In the early 70s, 21-year-old Valerie was his closest friend. She did not see him as gay. Did she try to keep in touch with him? “No, he was on a different track. His ego had kicked in – and destroyed him…His life as Queen frontman took him from simple beauty to shocking awfulness…it was the biggest mistake of his life…Freddie was completely corrupted. He walked into the quicksand … He was very vulnerable.”

Freddie actually proposed to another woman, Mary Austin, and they cohabited for six years until his musical career took off. She remained very close to him. He is reported to have said, “All my lovers asked me why they couldn’t replace Mary, but it is simply impossible. The only friend I’ve got is Mary and I don’t want anybody else. To me, she was my common-law wife. To me, it was a marriage…. I couldn’t fall in love with a man the same way as I have with Mary.”

And Mary, faithful, dignified, demure and private, remained close to him to the end. She lived near him, cared for him, travelled with him, remained on his payroll and ultimately inherited his expensive home and the bulk of his wealth. She considered herself to be the love of his life.

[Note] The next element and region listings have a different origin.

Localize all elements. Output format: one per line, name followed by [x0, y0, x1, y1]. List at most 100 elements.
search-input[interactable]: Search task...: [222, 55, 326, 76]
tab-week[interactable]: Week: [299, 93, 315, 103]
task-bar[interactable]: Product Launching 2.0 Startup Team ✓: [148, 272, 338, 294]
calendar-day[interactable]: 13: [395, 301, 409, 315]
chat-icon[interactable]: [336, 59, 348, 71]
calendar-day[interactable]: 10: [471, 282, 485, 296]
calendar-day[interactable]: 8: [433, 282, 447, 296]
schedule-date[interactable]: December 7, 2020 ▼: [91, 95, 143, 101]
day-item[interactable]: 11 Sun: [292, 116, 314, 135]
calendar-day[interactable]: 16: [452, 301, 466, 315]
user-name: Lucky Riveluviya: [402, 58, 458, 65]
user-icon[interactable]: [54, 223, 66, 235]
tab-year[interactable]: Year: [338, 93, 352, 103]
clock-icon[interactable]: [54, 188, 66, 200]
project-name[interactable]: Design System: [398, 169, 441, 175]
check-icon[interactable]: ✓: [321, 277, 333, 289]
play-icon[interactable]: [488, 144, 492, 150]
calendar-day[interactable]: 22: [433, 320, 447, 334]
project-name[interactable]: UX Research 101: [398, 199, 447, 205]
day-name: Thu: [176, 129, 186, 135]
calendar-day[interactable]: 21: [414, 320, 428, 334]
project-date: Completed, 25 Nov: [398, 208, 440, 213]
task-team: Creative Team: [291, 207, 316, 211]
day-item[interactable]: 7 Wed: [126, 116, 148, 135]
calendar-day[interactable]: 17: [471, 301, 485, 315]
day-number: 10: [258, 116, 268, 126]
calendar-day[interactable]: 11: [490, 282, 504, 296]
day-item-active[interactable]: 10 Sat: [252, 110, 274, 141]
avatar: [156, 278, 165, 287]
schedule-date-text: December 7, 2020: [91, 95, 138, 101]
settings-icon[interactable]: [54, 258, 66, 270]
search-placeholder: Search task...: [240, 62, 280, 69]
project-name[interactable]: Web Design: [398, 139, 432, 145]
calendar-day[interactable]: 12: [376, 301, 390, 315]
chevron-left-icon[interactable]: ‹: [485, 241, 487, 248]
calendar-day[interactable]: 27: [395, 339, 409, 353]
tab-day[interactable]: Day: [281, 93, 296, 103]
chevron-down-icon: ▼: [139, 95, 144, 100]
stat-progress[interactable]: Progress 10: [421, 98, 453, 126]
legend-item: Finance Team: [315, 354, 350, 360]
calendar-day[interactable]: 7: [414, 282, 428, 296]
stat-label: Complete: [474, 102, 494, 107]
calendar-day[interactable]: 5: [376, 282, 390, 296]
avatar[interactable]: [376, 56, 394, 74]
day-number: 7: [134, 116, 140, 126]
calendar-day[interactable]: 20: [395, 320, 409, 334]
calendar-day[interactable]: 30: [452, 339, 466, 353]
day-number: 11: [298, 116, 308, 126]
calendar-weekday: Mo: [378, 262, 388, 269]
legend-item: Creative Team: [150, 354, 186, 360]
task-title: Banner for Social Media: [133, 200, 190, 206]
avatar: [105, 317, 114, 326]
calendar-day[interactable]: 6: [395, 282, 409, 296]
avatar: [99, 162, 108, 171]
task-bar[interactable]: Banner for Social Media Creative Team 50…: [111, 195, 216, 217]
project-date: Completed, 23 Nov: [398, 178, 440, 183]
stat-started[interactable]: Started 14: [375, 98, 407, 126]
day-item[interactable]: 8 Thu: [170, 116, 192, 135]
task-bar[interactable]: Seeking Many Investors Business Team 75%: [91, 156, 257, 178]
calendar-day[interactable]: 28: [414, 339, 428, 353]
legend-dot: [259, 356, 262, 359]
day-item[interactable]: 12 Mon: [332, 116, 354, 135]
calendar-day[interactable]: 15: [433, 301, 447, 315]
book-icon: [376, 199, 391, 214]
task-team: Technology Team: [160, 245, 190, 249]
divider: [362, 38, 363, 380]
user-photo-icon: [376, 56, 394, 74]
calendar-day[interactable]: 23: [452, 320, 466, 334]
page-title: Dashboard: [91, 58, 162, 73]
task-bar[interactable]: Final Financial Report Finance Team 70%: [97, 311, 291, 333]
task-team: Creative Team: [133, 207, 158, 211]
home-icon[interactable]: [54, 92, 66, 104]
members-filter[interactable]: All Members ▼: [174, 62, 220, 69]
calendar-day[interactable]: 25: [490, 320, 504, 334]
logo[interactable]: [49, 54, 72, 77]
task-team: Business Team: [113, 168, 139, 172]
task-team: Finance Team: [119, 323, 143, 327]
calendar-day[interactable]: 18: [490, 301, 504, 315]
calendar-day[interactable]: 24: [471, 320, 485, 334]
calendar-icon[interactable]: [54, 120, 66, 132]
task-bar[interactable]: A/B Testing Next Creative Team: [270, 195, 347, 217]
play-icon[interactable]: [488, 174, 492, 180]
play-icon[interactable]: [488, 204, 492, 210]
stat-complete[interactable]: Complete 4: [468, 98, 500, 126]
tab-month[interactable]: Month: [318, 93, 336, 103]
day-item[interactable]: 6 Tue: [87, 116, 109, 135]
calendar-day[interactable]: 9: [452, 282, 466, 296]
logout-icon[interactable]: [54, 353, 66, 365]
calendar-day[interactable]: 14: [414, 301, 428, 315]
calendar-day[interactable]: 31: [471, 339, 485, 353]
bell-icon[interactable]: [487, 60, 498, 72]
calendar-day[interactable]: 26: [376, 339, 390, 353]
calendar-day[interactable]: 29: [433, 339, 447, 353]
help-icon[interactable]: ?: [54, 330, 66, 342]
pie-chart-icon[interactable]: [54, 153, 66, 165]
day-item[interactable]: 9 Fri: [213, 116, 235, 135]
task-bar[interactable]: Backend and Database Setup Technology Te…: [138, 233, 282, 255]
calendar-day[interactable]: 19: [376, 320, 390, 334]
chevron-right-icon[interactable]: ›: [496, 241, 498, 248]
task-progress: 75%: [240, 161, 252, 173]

Jim Hutton had a different view. For the last six years of Freddie’s life, they lived together but not openly as homosexuals nor as equals. A mild-mannered man, Jim did not like to be in the spotlight and lived at Freddie’s beck and call. He was shaken by Freddie’s mood swings, his sex drive, his outrageous flirting with other men, the spectacular break ups, his manipulations, deep insecurity and his “childish insistence on getting his own way.”

So who was the love of Freddie Mercury’s life? Was it one of the many men or one of the many women?

It’s hard to escape the conclusion that the hedonistic lifestyle which eventually killed him was a paltry compensation for huge emotional damage and neglect inflicted upon him by his parents as a child.

The pitiful truth is that the love of Freddie Mercury’s life was Freddie Mercury. As Jones concludes, he was an “alpha narcissist”.